The weight has slowly, s l o w l y come off again so yes, I'm back at March, so although technically I've lost another ten pounds since then, those pounds lost are actually the ones I put on over the Summer months, but if I want to read this in the wishy-washy light of a silver lining, I have, in a practical sense, actually lost weight since March. Yay?)

So I know physically why those pounds came a-visiting (most of them have, thankfully, already packed their bags and gone) but knowing mentally why I opened my door to them in the first place is always a little more complicated.

I have theories, most of which revolve around being so tired of doing all this work and still looking like the Goodyear Blimp. Somewhat deflated from before but still large and slightly dirigible (especially after a day of eating nothing but vegetables). Although there are friends who I haven't seen in a while who can't believe the transformation (one friend actually didn't recognise me after not seeing me for three years), I'm still a big, fat, unattractive girl to a general public who just judge this ship by its hull (to nick one of my favourite, although non-PC, Jim Davis/Garfield jokes).

It does seem that the more weight I lose, the more dissatisfied I am with myself, too, even more self-critical if that's possible. I'm paying much more attention to my rolls and folds and general outline now than I ever did when I was at my biggest, but there is the fact that I did my level best to avoid looking at myself at all back then, so there are a myriad other issues at play about which I'm either not aware, or not ready to tackle yet.
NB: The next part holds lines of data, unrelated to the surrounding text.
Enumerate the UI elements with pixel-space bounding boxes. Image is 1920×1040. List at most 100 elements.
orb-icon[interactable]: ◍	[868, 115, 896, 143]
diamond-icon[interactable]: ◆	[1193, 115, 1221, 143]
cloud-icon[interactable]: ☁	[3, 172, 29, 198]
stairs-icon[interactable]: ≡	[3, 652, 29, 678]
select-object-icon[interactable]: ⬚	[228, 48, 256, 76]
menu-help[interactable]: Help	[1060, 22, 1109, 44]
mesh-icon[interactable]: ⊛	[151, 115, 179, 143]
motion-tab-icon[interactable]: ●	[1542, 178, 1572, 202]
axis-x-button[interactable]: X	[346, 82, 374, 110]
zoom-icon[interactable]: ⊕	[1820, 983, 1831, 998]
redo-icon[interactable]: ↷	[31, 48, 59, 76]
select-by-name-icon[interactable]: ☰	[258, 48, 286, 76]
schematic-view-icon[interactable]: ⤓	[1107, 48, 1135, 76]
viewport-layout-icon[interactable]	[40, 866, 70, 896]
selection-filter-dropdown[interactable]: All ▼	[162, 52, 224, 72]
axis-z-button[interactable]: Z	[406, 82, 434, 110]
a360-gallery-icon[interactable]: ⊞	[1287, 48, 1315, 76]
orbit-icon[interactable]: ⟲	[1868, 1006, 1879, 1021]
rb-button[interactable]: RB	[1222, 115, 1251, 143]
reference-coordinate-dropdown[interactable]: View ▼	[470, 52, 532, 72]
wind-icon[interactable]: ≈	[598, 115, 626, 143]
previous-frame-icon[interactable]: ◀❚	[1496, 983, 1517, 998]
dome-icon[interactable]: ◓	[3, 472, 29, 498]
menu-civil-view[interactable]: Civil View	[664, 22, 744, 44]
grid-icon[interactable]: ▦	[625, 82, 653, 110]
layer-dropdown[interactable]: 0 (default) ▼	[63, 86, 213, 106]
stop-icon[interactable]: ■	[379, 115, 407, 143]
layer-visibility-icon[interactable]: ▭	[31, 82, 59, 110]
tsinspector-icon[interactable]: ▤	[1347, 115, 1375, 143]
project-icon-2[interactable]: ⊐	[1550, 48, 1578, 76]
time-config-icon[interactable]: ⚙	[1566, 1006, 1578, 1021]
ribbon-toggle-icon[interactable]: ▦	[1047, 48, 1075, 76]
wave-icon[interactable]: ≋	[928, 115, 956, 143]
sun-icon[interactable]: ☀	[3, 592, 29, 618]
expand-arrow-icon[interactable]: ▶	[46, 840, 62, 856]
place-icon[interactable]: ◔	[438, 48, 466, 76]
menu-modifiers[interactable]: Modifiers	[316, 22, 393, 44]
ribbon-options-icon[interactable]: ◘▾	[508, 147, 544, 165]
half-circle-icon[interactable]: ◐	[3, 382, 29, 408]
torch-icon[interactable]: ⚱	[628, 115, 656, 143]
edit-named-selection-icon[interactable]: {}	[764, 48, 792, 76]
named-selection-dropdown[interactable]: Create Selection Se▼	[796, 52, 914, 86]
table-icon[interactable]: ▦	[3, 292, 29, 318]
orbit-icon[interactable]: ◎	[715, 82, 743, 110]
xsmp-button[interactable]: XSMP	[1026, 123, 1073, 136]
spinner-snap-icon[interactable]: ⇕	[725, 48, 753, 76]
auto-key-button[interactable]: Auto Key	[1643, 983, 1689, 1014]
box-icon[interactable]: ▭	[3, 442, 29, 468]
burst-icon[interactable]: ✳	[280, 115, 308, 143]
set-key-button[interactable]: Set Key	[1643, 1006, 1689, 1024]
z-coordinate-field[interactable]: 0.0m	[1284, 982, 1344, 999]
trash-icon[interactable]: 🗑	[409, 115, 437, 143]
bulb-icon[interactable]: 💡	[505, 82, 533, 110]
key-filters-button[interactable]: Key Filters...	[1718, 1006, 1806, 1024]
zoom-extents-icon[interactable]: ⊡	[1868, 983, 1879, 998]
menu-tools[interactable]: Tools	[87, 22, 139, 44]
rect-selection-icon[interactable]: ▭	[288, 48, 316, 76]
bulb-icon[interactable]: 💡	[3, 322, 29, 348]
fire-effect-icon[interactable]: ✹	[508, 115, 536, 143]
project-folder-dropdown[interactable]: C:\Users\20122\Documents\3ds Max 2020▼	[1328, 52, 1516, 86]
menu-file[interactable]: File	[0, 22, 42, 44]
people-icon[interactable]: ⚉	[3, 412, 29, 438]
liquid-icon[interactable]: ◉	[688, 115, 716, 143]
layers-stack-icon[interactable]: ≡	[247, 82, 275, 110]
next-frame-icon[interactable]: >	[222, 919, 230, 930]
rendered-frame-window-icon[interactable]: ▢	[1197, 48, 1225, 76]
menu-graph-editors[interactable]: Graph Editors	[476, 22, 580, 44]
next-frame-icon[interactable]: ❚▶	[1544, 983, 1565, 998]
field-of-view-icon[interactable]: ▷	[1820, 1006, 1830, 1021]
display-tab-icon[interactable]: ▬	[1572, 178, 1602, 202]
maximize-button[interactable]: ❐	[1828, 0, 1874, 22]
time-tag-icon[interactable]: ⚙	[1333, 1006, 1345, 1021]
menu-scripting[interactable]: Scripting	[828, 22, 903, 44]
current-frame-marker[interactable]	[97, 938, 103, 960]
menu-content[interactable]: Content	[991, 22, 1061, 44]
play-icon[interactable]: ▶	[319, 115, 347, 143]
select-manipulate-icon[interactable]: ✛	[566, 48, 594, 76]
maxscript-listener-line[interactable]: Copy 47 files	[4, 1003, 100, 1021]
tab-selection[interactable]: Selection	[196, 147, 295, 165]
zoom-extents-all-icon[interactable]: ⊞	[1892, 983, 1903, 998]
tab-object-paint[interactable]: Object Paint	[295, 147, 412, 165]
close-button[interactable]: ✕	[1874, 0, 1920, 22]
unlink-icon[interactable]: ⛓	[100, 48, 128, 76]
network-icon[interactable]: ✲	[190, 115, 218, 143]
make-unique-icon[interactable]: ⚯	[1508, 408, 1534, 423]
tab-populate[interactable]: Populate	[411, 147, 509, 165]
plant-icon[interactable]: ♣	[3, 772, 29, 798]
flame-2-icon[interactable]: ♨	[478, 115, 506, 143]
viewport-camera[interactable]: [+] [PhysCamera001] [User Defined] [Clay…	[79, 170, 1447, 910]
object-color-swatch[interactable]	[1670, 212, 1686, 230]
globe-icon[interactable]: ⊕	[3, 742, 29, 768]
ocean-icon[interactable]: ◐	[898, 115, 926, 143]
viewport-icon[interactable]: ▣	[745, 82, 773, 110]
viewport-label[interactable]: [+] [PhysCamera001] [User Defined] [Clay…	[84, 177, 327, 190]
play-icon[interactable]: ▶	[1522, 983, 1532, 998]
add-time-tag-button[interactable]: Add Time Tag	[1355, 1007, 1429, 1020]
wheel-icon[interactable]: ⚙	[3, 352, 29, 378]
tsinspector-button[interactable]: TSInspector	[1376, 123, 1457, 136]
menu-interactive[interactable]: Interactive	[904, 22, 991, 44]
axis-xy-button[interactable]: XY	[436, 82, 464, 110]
But to get back to my stopped train metaphor, I've lost so much weight over the last four years, that a 'sudden' stop and plateau is making me feel like I'm moving backwards. I look in the mirror and ol' brain here tells me that I am getting fatter again. That although the fact remains that I'm the same shape and weight I was back in March, my head is trying very hard to convince me that my cheeks are a little rounder, that my jeans are a little tighter, that my spare tyre is blowing up again.  And it's not true. My scales, inch-tape, and the fit of my clothes tell me it's not true. And yet I catch my appearance in a shop window and see four years fall my from reflection.

Brains, man. Brains. They should come with a user's manual. Or at least a mute button. I'd prefer an off switch, but that might cause more problems than it solves, so until I'm in command of its capricious ways I'm going to have to train myself to rely purely on empirical evidence and not my brain's impression of my appearance, because, indeed, the ways of my noggin are awesome and awful!